People on this board have talked about programming as a gear in your brain that, to a first approximation, you have or you don't. I'm wondering if there's some well put-together resource you can direct someone with zero experience and just a web-browser to and say "if you're having fun an hour from now, you have the gear, good luck" -- maybe something on Khan academy?
(I learned to program a long time ago, and I started with BASIC program listings in my math textbook -- I don't actually know what the optimal onramps are now.)
Yeah, I can pretty much recall 10k LOC from experience. But it's not just about having written something before, it's about a truly fundamental understanding of what is best in some area of expertise which comes with having written something before (like a GUI framework for example) and improved upon it for years. After doing that, you just know what the architecture should look like, and you just know how to solve all the hard problems already, and you know what to avoid doing, and so really all you're doing is filling in the scaffolding with your hard won experience.
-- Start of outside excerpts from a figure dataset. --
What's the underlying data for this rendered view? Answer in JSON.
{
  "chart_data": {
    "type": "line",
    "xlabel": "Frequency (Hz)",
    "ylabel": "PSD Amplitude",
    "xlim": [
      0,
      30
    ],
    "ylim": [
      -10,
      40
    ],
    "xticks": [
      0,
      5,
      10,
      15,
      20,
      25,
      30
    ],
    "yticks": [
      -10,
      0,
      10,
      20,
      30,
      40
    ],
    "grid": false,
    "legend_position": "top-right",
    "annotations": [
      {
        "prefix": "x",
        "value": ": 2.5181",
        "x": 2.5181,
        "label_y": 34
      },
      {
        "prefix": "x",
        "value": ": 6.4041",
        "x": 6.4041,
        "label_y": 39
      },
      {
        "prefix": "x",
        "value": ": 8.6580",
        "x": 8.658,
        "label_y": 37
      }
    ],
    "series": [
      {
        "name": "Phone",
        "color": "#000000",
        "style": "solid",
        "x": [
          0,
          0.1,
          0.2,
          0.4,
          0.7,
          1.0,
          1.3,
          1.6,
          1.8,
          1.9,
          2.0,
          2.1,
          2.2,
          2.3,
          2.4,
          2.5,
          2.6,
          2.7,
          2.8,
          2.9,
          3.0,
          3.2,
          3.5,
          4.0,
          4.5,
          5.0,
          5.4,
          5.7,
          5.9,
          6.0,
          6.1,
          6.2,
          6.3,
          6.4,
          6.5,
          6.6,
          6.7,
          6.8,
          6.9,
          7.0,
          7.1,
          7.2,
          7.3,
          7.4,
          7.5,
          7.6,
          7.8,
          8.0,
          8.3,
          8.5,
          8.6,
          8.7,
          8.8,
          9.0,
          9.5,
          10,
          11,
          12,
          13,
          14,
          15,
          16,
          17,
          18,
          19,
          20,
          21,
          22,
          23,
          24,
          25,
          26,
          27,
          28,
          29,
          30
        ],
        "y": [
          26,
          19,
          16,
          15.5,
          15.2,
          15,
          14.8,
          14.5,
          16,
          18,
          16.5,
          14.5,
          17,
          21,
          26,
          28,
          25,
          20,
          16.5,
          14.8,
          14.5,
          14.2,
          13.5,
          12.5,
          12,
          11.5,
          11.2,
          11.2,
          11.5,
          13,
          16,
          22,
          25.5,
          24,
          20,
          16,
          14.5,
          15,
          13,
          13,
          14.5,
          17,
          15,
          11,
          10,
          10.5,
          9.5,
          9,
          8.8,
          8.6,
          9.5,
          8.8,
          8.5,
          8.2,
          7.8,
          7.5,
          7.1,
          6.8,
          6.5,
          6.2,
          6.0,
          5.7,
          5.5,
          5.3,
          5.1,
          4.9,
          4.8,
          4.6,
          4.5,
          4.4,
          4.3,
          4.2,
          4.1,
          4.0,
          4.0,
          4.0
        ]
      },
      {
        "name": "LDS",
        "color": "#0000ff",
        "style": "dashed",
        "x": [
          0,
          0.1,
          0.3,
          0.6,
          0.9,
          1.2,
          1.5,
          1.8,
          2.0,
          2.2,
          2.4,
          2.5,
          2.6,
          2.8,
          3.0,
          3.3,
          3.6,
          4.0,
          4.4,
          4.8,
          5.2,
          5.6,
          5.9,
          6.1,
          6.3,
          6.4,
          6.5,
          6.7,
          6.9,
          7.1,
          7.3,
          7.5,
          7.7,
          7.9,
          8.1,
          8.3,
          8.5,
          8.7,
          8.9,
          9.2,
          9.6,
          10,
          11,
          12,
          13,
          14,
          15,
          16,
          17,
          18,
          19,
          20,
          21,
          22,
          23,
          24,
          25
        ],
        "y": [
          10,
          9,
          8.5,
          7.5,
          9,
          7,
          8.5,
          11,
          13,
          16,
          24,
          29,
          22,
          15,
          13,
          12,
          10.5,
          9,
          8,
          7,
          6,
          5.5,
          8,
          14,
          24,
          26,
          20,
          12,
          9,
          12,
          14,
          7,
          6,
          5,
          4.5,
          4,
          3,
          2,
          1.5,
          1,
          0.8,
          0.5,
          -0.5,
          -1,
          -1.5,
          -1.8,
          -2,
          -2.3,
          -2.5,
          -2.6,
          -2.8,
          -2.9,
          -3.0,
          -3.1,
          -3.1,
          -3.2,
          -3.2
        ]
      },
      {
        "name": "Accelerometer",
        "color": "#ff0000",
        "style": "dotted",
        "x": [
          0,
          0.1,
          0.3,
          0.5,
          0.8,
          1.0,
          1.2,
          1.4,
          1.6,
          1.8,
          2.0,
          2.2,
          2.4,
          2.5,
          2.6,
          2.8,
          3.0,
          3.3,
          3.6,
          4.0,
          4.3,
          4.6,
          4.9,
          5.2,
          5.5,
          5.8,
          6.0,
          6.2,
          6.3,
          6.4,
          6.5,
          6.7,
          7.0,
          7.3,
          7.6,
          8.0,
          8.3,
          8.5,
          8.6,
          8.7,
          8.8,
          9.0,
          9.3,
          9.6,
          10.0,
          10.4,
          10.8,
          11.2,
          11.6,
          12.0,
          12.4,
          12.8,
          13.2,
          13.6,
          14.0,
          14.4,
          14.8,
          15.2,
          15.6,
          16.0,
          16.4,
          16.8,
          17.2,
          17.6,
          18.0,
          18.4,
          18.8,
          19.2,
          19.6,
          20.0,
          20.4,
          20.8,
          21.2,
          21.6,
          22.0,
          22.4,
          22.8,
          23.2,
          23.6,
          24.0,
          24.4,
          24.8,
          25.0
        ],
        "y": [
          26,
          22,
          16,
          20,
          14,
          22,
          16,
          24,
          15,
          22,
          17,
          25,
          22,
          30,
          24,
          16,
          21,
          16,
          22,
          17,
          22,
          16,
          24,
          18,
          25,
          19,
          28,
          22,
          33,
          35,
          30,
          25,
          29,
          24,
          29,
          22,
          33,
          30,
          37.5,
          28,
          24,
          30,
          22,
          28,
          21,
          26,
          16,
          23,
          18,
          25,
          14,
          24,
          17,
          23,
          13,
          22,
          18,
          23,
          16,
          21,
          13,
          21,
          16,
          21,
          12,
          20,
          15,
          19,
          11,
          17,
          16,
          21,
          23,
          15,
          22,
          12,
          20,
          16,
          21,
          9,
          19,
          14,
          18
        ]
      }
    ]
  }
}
Not too long ago, I lost a week of work and was able to recompose it in the space of an afternoon. It wasn't the same line-for-line, but it was the same design and probably even used the same names for most things, and was roughly 10k LOC. So if I had recent or substantial experience, I can see expecting a 10x speedup in execution. That's pretty specific though; I don't think I have ever had the need to write something that was substantially similar to anything else I'd ever written.